Classification of sperm morphology: a) normal sperm, b) sperm with an attached proximal (b-i) or distal (b-ii) cytoplasmic droplet, c) sperm with tail defects (c-i, folded tail; c-ii, coiled tail).

Fig. 2.

Sperm morphology in the insemination dose compared with sperm in the backflow and within the uterus (UTJ). Data expressed as the mean ± SEM. Letters (a, b, c) next to each morphological classification indicate significant differences (P < 0.05).

Fig. 3.

Comparison of sperm morphology in sperm collected from the right and left UTJs.
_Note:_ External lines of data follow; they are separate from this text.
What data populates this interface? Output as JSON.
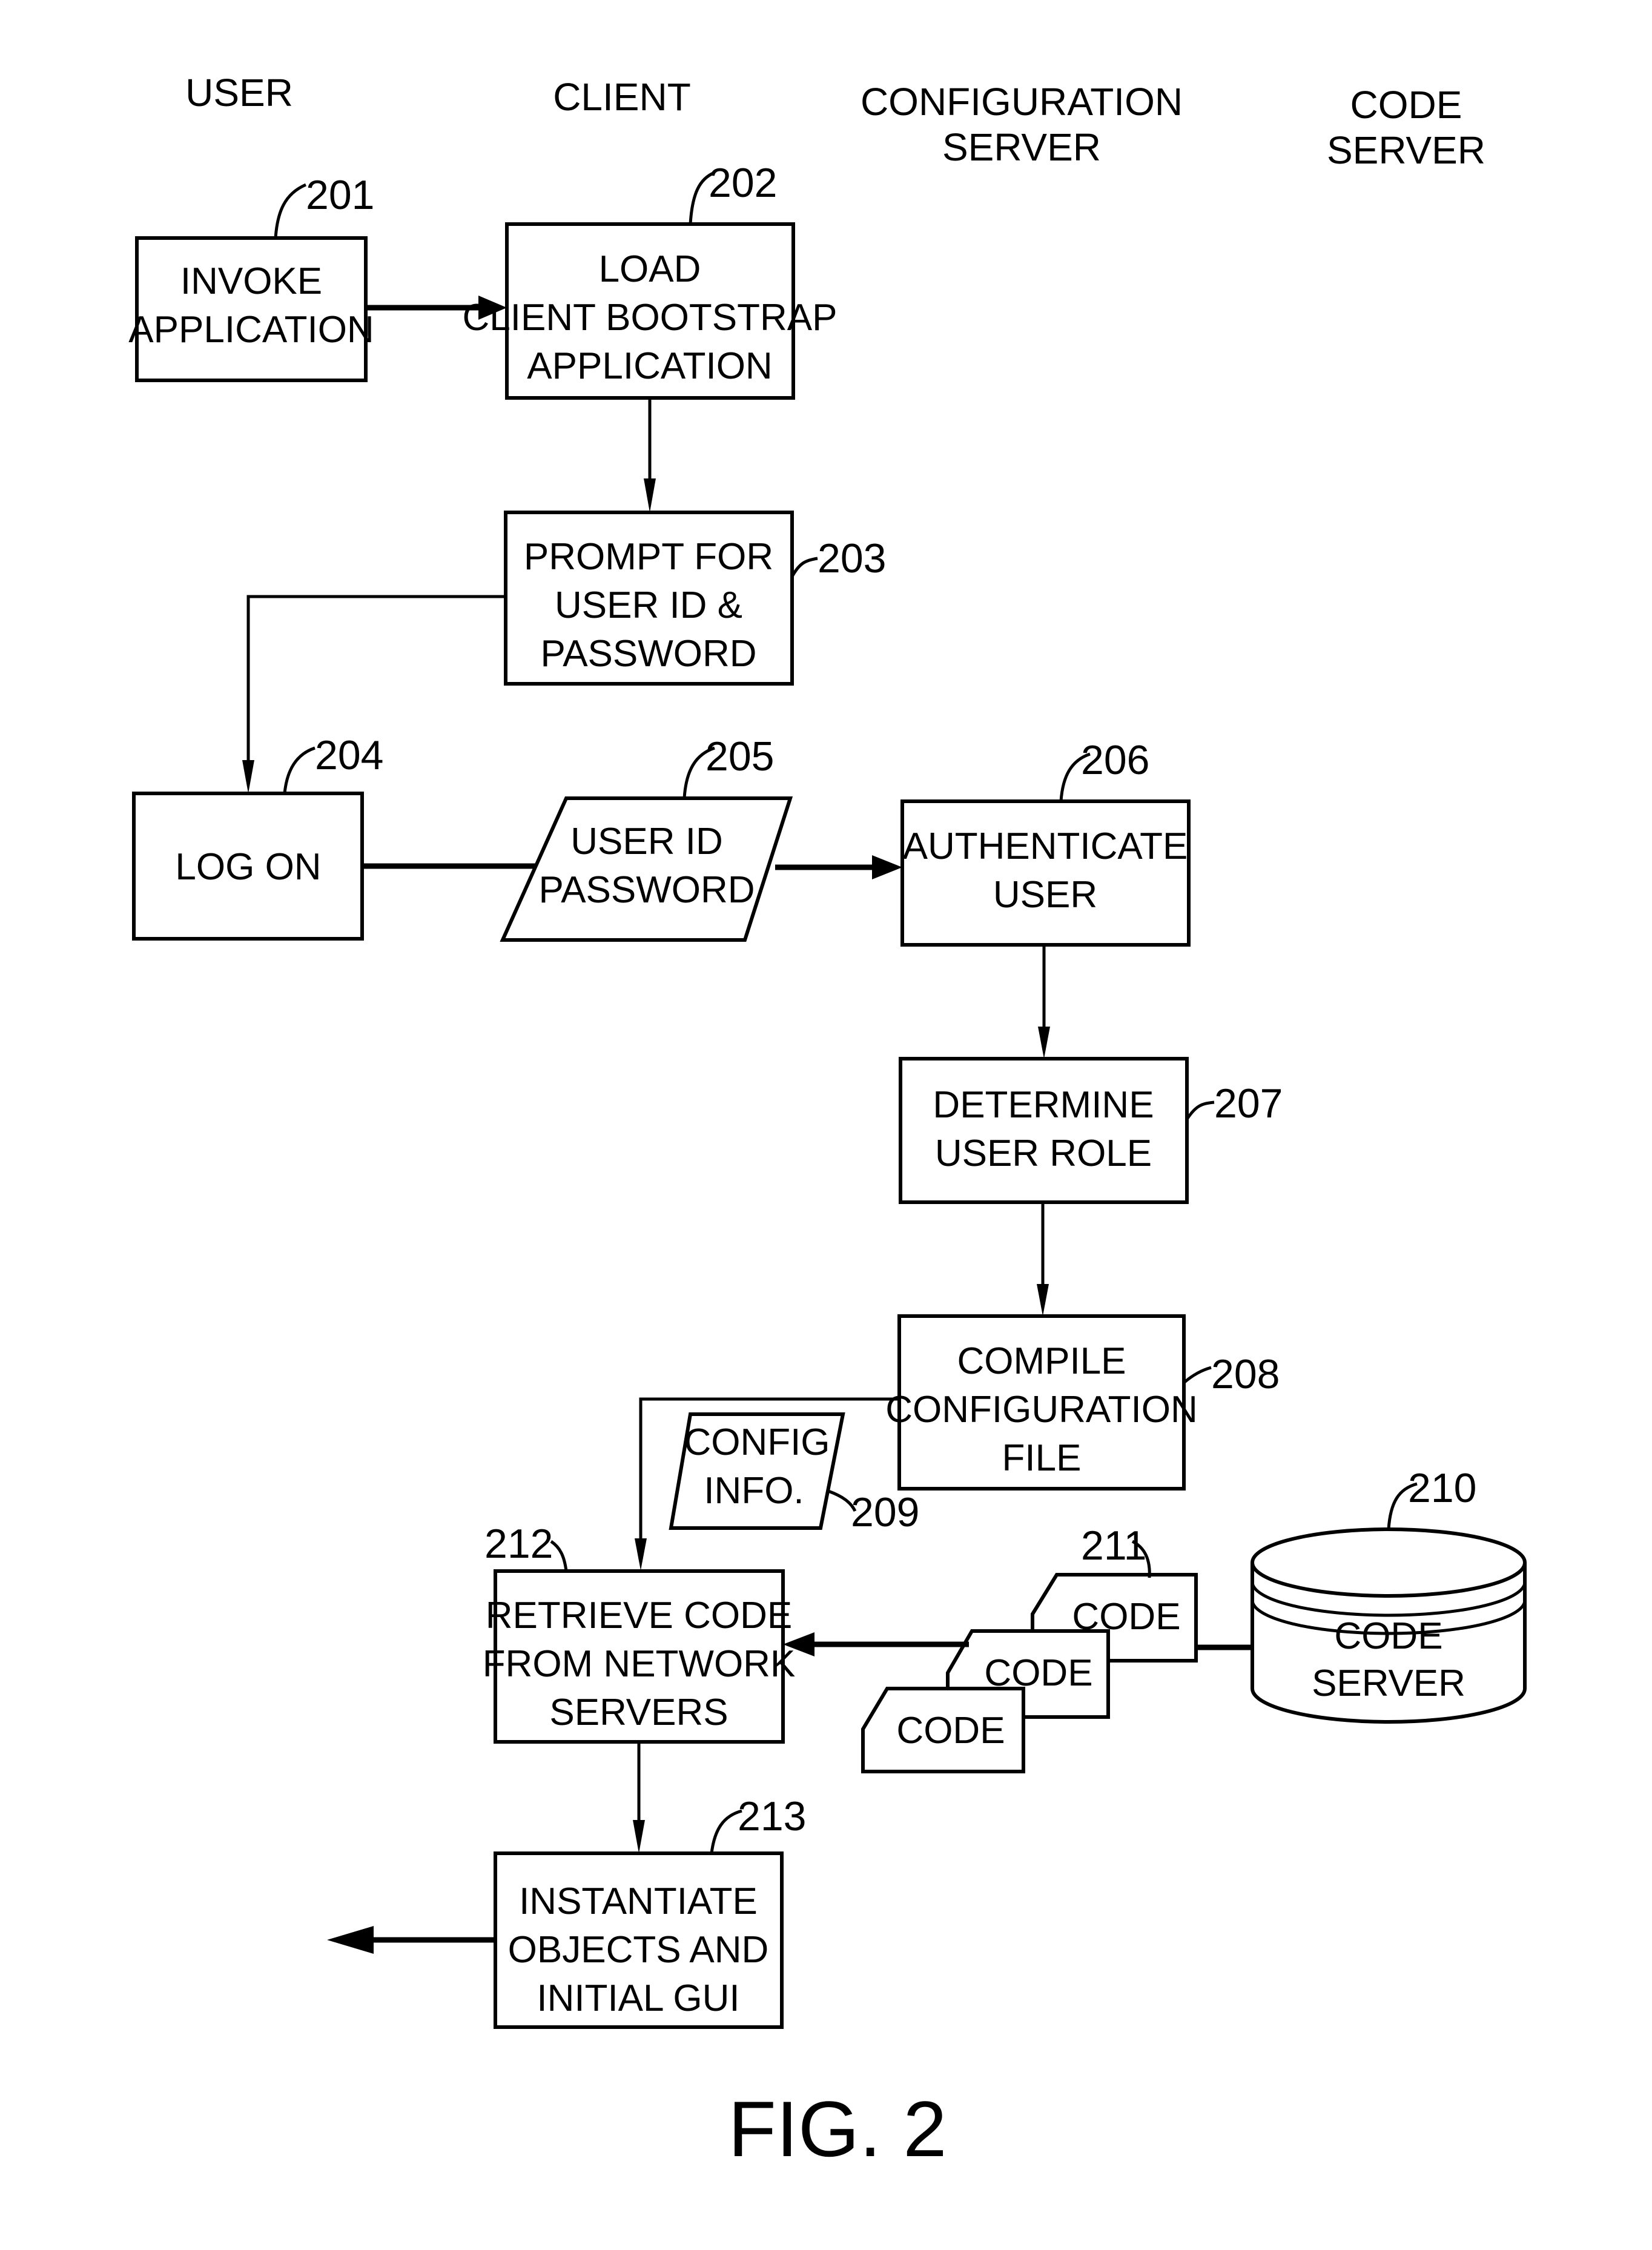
{
  "lanes": {
    "user": [
      "USER"
    ],
    "client": [
      "CLIENT"
    ],
    "configuration_server": [
      "CONFIGURATION",
      "SERVER"
    ],
    "code_server": [
      "CODE",
      "SERVER"
    ]
  },
  "steps": {
    "s201": {
      "ref": "201",
      "lines": [
        "INVOKE",
        "APPLICATION"
      ]
    },
    "s202": {
      "ref": "202",
      "lines": [
        "LOAD",
        "CLIENT  BOOTSTRAP",
        "APPLICATION"
      ]
    },
    "s203": {
      "ref": "203",
      "lines": [
        "PROMPT  FOR",
        "USER  ID  &",
        "PASSWORD"
      ]
    },
    "s204": {
      "ref": "204",
      "lines": [
        "LOG  ON"
      ]
    },
    "s205": {
      "ref": "205",
      "lines": [
        "USER  ID",
        "PASSWORD"
      ]
    },
    "s206": {
      "ref": "206",
      "lines": [
        "AUTHENTICATE",
        "USER"
      ]
    },
    "s207": {
      "ref": "207",
      "lines": [
        "DETERMINE",
        "USER  ROLE"
      ]
    },
    "s208": {
      "ref": "208",
      "lines": [
        "COMPILE",
        "CONFIGURATION",
        "FILE"
      ]
    },
    "s209": {
      "ref": "209",
      "lines": [
        "CONFIG",
        "INFO."
      ]
    },
    "s210": {
      "ref": "210",
      "lines": [
        "CODE",
        "SERVER"
      ]
    },
    "s211": {
      "ref": "211",
      "cards": [
        "CODE",
        "CODE",
        "CODE"
      ]
    },
    "s212": {
      "ref": "212",
      "lines": [
        "RETRIEVE  CODE",
        "FROM  NETWORK",
        "SERVERS"
      ]
    },
    "s213": {
      "ref": "213",
      "lines": [
        "INSTANTIATE",
        "OBJECTS  AND",
        "INITIAL  GUI"
      ]
    }
  },
  "figure_label": "FIG.  2"
}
Data expressed as the mean ± SEM.

Fig. 4.

Morphology of ejaculated spermatozoa (mean ± SEM) incubated with (UF group) or without uterine fluid (control group) for 2 and 24 h at 38 C. The initial sample group corresponds to the morphology of spermatozoa after ejaculation but prior to incubation.

Fig. 5.

Morphology of epididymal spermatozoa (mean ± SEM) incubated with (UF group) or without uterine fluid (control group) for 2 and 24 h at 38 C. The initial sample group corresponds to spermatozoa obtained from the epididymis prior to incubation. Letters (a, b, c) next to each morphological classification indicate significant differences (P < 0.05).

Fig. 6.

Representation of morphologically abnormal sperm within the female genital tract (based on the data from the present study) after intrauterine deposition. The total amount of morphologically abnormal sperm deposited is indicated as 100%.